Dear Drs. W. Katherine Yih, Martin Kulldorff, Jessica H. Leibler, David J. Friedman, and Daniel R. Brooks,
Thank you for your interest in our research. Please find supplementary data with the results of multivariate logistic regression analyses. Drs. Yomani D Sarathukumara and Chandika D Gamage reanalyzed the data according to your suggestions. If you have additional questions, please feel free to contact us.
In 2017, we reported high seroprevelance of 54.5% for hantavirus antibodies among CKDu patients than healthy controls (13.5%) from a CKDu hotspot, Girandurukotte [1
]. It was the first evidence of exposure to hanatavirus infection in CKDu patients in Sri Lanka. Prior conducting the current study, we performed a preliminary study using archived sera samples and epidemiological data collected by Nanayakkara et al [2
]. They had a large collection of data on information about occupation, smoking, drinking, chewing betel nuts, various medical parameters, and so forth incuding blood samples from patients and healthy controls from two CKDu hotspots of Sri Lanka namely Girandurukotte and Medawachchiya. In collaboration with a research group at Kyoto University, we tested aforementioned sera samples (approximately 600) for anti-hantarvirus antibodies. The antibody-positive rate was almost similar as previously reported [1
]. The first author of this study, Dr. S. Nanayakkara, statistically analyzed the data and found no significancant differeneces between the epidemiological data collected and anti-hantavirus antibody-positivity, although a significant association was found being a CKDu patient. On the other hand, their epdidemiological data had no information related to rodent-borne infectious diseases when considering their association with hantavirus infection. Samples were collected only from men from the two CKDu hostpots. To overcome these limitations and based on these preliminary results, we implemented the current study solely aimed to investigate the “exposure to hanativirus infection among CKDu patients and controls and the factors that are associated between hantavirus infection and CKDu”.
Furthermore, we were interested in comparing the exposure to hanatiavirus in a CKDu enedemic vs non-endemic area in the country since CKDu is highly prevelaent in the rice farming communities in the dry climatic zones of Sri Lanka. In addition, dry climatic factors influence hanativirus disease transmission dynamics. Therefore, we selected Girandurukotte as a CKDu hostpot in the dry climatic zone whilst Kandy was selected as non-CKDu endemic area belonging to the wet climatic zone of Sri Lanka.
Age, gender and occupation are known risk factors for CKDu in Sri Lanka. Many global epidemiological studies have also identified similar risk factos for hantavirus infection. Hence, risk factors of CKDu and hantavirus infections are considered to be overlapped. Based on the pathological studies on renal morphology shows similar characteristics on CKDu and in renal syndromes caused by hantaviruses. Despite the statistical interpretation of sero-epidemiological results, the unusual elevated seroprevalence reported among CKDu patients and healthy controls is very concerning. In Vietnam, the antibody-positive rate is around 5% in infected harbor workers. It is about 0.8% even for unknown fever patients in Thailand. However, we believe that it is necessary to clarify the cause of high seroprevalence of hantavirus in Sri Lanka.
However, your thought-provoking, informative article [3
] is of great help to us. Tropical Mesoamerican nephropathy found in Central American countries is a concerning public health problem with a global importance. We have experienced and witnessed the tragic situation of CKDu in Sri Lanka in a similar manner during field visits to collect blood samples and to capture the source of infection. Most of the CKDu patients are from the very remote areas of Sri Lanka. They lack dialysis facilities in the hospital as they require to travel more than 100 km to the nearest hospital that facilitates dialysis and renal biopsies or other advanced medical treatments. Most of the individuals living in CKDu hostpots are paddy farmers. These farmers are usually exposed to rats and mice.

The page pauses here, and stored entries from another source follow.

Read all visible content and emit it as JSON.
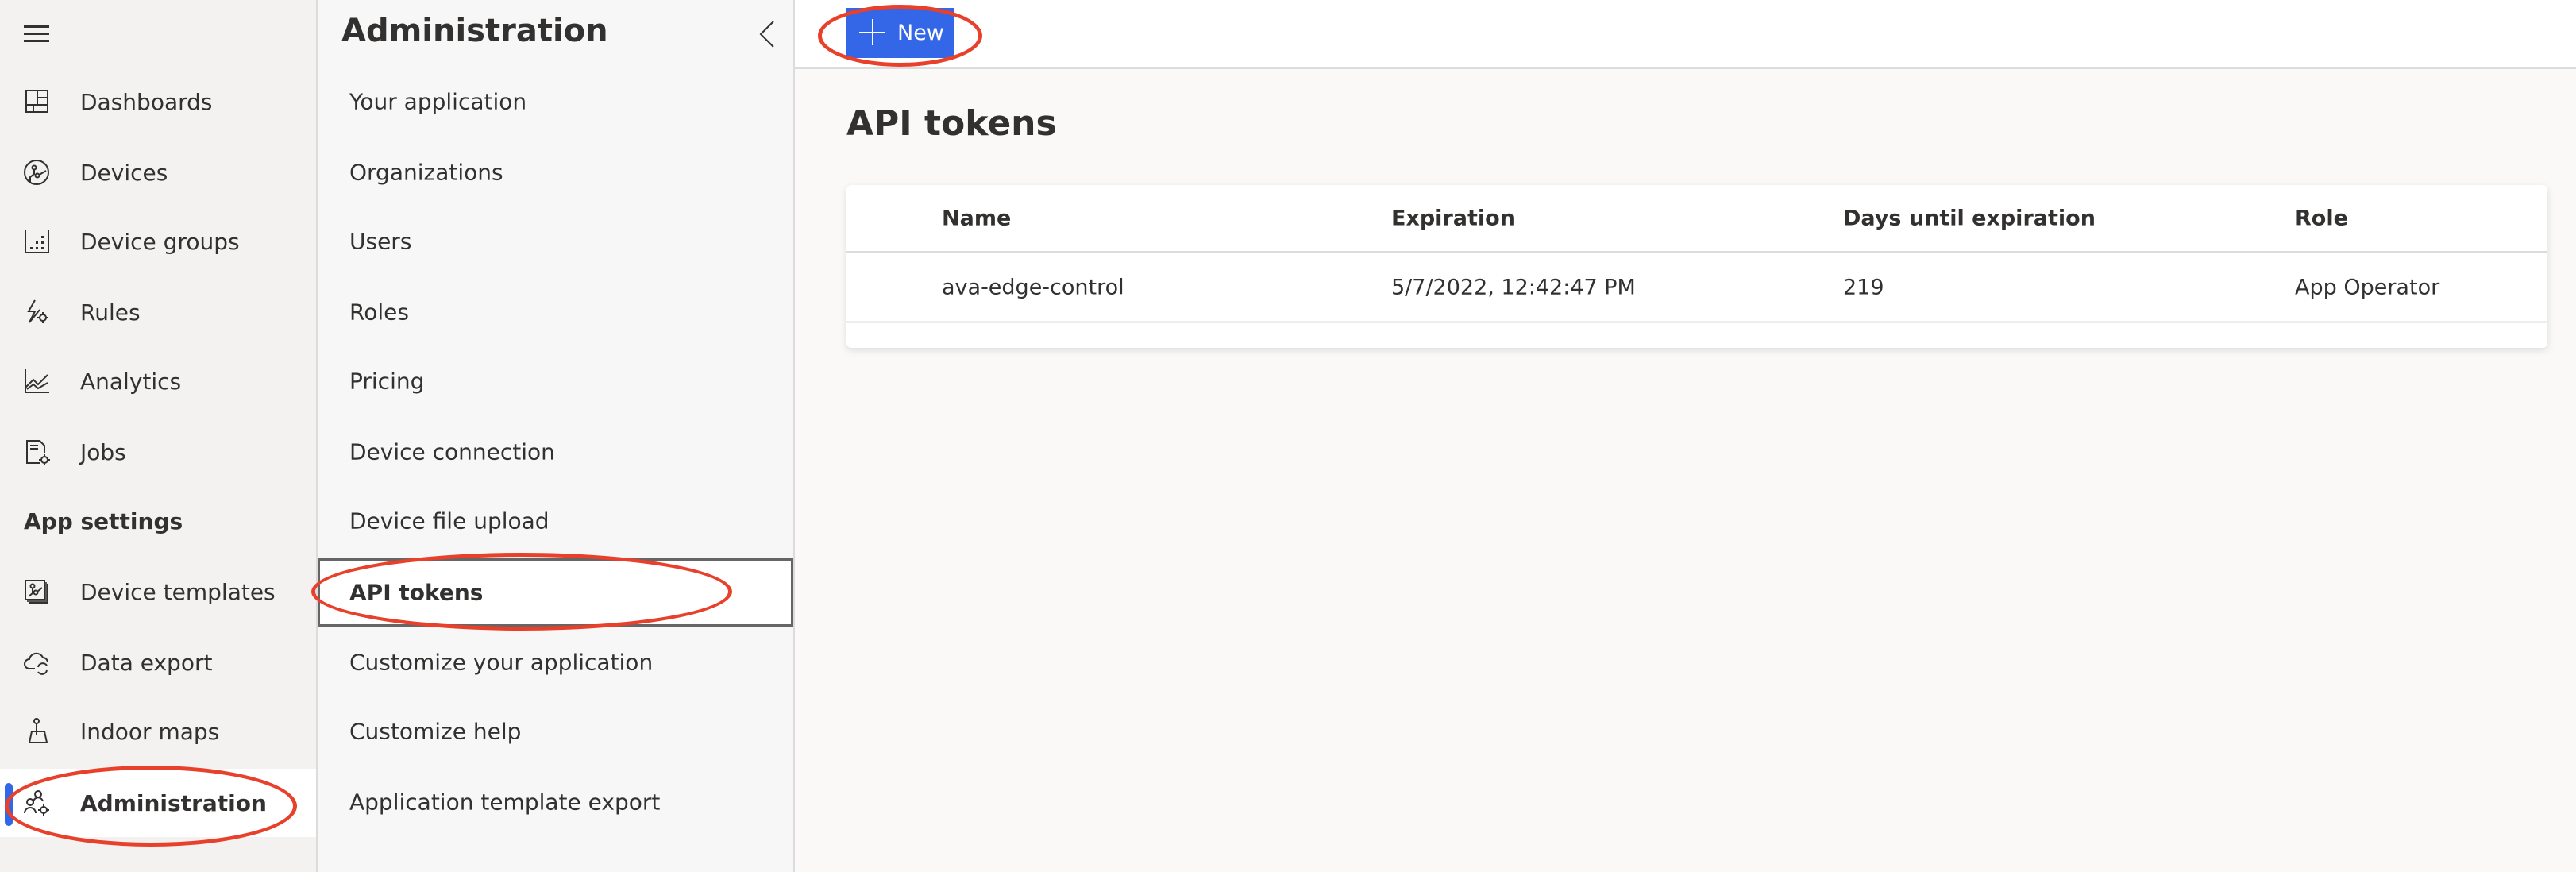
{
  "left_nav": {
    "menu_icon": "hamburger-icon",
    "items": [
      {
        "label": "Dashboards",
        "icon": "dashboard-icon"
      },
      {
        "label": "Devices",
        "icon": "devices-icon"
      },
      {
        "label": "Device groups",
        "icon": "device-groups-icon"
      },
      {
        "label": "Rules",
        "icon": "rules-icon"
      },
      {
        "label": "Analytics",
        "icon": "analytics-icon"
      },
      {
        "label": "Jobs",
        "icon": "jobs-icon"
      }
    ],
    "section_header": "App settings",
    "settings_items": [
      {
        "label": "Device templates",
        "icon": "device-templates-icon"
      },
      {
        "label": "Data export",
        "icon": "data-export-icon"
      },
      {
        "label": "Indoor maps",
        "icon": "indoor-maps-icon"
      },
      {
        "label": "Administration",
        "icon": "administration-icon",
        "selected": true
      }
    ]
  },
  "admin_nav": {
    "title": "Administration",
    "collapse_icon": "chevron-left-icon",
    "items": [
      {
        "label": "Your application"
      },
      {
        "label": "Organizations"
      },
      {
        "label": "Users"
      },
      {
        "label": "Roles"
      },
      {
        "label": "Pricing"
      },
      {
        "label": "Device connection"
      },
      {
        "label": "Device file upload"
      },
      {
        "label": "API tokens",
        "selected": true
      },
      {
        "label": "Customize your application"
      },
      {
        "label": "Customize help"
      },
      {
        "label": "Application template export"
      }
    ]
  },
  "toolbar": {
    "new_label": "New",
    "new_icon": "plus-icon"
  },
  "main": {
    "title": "API tokens",
    "table": {
      "columns": [
        "Name",
        "Expiration",
        "Days until expiration",
        "Role"
      ],
      "rows": [
        [
          "ava-edge-control",
          "5/7/2022, 12:42:47 PM",
          "219",
          "App Operator"
        ]
      ]
    }
  },
  "colors": {
    "accent": "#3367e8",
    "annotation": "#e8402a",
    "text": "#323130"
  }
}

As future aspects of this study, we are planning to investigate the hantavirus sero-prevelance and infective setotypes in an island-wide epidemiological study. We also have results showing that there is no association between CKDu and leptospirosis in Sri Lanka. However, the sero-diagnosis of leptospirosis is problematic when performing MAT as the gold standard method of diagnosis, as you know, and has not yet published.
If hantavirus infection is a potential risk of CKDu in Sri Lanka and Central Americans countries, novel prevention methods should be considered. However, these unexpected seroprevelances of hantaviruses is a prevailing consideration to improve the tragic situation in Sri Lanka. We would like to strongly recommend you that to use other hantavirus antigens for serological surveys, which should be nonpathogenic, and Central American strains such as El Moro Canyon, Cano delgadito, and others. If you need any assistance, Dr. Yoshimatsu will be able to help you.